Navy symposium to brief sailors on policy changes
MISAWA AIR BASE, Japan — Sailors in Japan and South Korea are getting the chance starting now to ask questions and learn more about some significant policy changes in store for them.
Counselors from the Navy Personnel Command in Millington, Tenn., held their first Career Management Symposium on Monday at Iwakuni Marine Corps Air Station. They’ll also visit Navy sites in Yokosuka, Sasebo, Atsugi and Misawa, in Japan; Okinawa; and Seoul and Chinhae in South Korea.
The symposium will provide information aimed at helping servicemembers and their families make decisions about their future, organizers say. They’ll see a comparison between current Navy and private-sector benefits, compensation and quality-of-life opportunities.
New personnel initiatives also will be discussed, said Petty Officer 1st Class Robert James, the Navy’s command career counselor at Naval Air Facility Misawa.
“There’s a whole lot of changes that are coming, and they’re coming extremely fast,” he said.
¶ A new evaluation system: An online performance appraisal will replace the standard written fitness report. Sailors no longer will be graded against their peers, James said. The old system was based on percentages; only so many petty officers 1st class in a group, for example, could receive an “early promote,” even if all were deserving. The new performance appraisal goes into effect Navy-wide in May 2005. Sailors will receive a grade of high, medium or low for categories such as cooperation, work ethic, communication skills and mentoring, depending on whether they’re a supervisor or non-supervisor. James said some believe this new method will take the Navy back to the old point system, in which sailors had to receive 4.0s to keep advancing. “If you’re not pulling a high, then you’re not going to advance,” he said. “Every command wants their sailors to advance.”
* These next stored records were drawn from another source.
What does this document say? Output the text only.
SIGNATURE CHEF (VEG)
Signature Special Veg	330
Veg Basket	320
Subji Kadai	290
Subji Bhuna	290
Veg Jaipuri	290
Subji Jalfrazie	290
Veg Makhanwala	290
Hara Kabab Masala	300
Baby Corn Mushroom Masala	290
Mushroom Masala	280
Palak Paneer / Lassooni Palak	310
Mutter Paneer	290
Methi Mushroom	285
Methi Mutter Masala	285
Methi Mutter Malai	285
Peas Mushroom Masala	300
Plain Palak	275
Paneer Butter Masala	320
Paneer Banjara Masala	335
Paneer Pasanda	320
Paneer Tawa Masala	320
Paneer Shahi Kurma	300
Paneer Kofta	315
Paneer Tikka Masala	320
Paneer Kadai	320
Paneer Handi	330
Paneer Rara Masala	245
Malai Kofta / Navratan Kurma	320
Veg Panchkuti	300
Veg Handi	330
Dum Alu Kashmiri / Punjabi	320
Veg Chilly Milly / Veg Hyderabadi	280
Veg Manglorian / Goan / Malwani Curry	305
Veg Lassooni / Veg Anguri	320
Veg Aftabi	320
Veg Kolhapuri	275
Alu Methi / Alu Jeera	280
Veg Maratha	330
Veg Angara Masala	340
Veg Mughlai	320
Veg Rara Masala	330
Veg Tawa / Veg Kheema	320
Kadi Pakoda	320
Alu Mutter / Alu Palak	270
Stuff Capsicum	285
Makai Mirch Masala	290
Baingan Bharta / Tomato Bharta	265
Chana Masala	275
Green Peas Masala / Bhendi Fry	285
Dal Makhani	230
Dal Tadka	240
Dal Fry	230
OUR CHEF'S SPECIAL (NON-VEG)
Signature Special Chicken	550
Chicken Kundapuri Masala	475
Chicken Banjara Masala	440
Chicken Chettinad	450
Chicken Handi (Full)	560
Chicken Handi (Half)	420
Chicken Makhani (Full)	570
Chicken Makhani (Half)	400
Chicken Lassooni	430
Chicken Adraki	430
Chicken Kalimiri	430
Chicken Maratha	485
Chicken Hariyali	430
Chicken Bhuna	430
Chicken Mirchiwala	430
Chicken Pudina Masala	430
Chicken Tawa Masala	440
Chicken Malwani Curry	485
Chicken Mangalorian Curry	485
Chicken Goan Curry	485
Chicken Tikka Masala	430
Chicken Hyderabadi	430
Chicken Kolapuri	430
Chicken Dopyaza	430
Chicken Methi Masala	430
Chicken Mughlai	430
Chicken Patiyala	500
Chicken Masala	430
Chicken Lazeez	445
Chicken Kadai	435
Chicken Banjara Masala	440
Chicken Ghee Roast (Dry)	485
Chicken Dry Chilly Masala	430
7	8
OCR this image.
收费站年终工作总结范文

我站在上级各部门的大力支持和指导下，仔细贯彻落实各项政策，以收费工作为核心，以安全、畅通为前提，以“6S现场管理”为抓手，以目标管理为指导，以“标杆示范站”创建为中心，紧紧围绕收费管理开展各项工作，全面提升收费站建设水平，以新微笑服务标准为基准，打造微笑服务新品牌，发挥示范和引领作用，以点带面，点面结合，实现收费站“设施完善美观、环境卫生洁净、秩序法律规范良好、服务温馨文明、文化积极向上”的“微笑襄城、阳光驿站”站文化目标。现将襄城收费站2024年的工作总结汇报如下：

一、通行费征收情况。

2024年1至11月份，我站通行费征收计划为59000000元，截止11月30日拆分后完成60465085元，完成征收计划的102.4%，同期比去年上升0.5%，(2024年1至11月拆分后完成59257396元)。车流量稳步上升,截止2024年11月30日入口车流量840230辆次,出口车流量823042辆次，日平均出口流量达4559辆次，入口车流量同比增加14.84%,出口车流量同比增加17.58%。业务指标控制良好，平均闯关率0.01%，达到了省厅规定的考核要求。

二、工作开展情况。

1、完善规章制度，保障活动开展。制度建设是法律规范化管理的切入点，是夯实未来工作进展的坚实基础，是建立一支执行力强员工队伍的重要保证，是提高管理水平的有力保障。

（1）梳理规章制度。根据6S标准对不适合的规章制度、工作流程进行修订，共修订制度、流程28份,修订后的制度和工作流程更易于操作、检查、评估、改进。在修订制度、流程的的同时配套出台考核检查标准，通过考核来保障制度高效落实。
¶ Perform to Serve: “For the first time in history,” James said, “the Navy is going to send people home.” The program, which began in March to relieve overcrowding in some career fields, applies to first-term sailors approaching re-enlistment. During the first half of their first term’s final year, sailors in overmanned jobs get six tries to find a different job in an uncrowded field. If they don’t, they must leave. “Everybody is not going to be able to convert or go to a new rating,” James said. A board of Navy commanders and master chiefs in Washington, D.C., will decide who stays based on criteria including performance evaluations and supervisors’ comments. About 118 sailors now in Japan likely will be forced to separate soon, James said, adding that young sailors who get in trouble now may find staying in the Navy difficult. “If they slip on a banana peel during their first 4 years, you can almost bet that they won’t make the cut,” he said.
¶ Sea Warrior: This new system is being developed to help sailors select future duty assignments. Sailors will bid online for their next billet based on their qualifications and evaluation scores, James said. Under the current Job Advertising and Selection System, for their next assignment sailors may choose up to five locations where there jobs are available — and be guaranteed one of those, James said. Under Sea Warrior, “they may not be able to choose location,” he said. No start date for the program has been set.
Those wishing a schedule of Navy career symposiums in Japan and South Korea should check with their Navy command counselors. More information is available at www.staynavy.navy.mil.